People who want compost this year should register around April 1, Hocker said.

“It’s a win-win,” he said. “We put down a layer of leaves, a layer of mud, a layer of leaves, a layer of mud and we piled it up. The temperature in the pile rises, and in 30 days it’s cooked. Heat kills pathogens and weed seeds. It’s pretty pure when you sell it.

The landfill website explains the composting process as follows:

“When the time is right, depending on the recipe used, raw materials are precisely combined in windrows with measured amounts of biosolids. Each windrow is then turned using a machine called a beetle. The beetle uses rotating blades to combine ingredients to achieve an even distribution of each material. The windrows are then cooked.

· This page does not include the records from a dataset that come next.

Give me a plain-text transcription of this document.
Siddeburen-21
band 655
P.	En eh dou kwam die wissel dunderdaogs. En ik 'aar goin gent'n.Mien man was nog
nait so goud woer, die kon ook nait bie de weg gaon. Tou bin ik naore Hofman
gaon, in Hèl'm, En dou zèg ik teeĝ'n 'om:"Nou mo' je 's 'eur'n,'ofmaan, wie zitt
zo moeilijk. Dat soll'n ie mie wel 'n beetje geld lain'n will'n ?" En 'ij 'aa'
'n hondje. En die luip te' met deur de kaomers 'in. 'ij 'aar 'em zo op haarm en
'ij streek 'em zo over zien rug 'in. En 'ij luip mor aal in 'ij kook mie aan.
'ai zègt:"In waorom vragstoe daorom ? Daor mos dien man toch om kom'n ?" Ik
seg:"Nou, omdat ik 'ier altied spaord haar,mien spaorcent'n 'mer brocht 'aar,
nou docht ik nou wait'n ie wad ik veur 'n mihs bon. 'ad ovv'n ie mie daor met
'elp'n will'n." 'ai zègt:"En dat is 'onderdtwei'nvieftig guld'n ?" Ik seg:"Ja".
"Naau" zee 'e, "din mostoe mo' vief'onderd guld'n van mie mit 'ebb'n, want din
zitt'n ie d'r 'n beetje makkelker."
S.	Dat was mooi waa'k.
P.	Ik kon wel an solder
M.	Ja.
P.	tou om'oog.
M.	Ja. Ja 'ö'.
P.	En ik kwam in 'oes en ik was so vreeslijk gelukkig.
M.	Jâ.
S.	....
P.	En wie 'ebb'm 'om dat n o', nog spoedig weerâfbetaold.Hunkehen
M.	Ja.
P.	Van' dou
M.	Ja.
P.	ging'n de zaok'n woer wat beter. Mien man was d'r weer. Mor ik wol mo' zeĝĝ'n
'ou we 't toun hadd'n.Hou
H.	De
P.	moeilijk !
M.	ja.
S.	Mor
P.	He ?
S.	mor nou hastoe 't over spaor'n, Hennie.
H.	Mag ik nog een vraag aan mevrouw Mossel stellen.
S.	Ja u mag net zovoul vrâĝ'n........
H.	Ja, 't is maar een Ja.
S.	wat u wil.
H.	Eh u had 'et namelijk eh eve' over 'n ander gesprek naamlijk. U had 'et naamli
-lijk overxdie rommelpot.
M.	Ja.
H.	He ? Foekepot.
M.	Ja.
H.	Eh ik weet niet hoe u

“Cooking temperatures must reach above 132 degrees for a period of at least 15 days before they can be considered a finished product. We allow each windrow to reach this temperature for a period of 30 days, while turning each windrow at least five times to create the optimum oxygen content. After each batch has met the temperature and time requirements, the windrows are removed from the baking mat and placed in stock ready for sale. All the compost we make is randomly sampled and then sent to an independent lab for testing.

“Once you start, it cooks within two days,” Hocker said earlier. “The state says you have to bake it for 15 straight days at 131 degrees. We exceed that and our temperatures reach 145 to 150 degrees for a month. Then we sift it to remove all waste.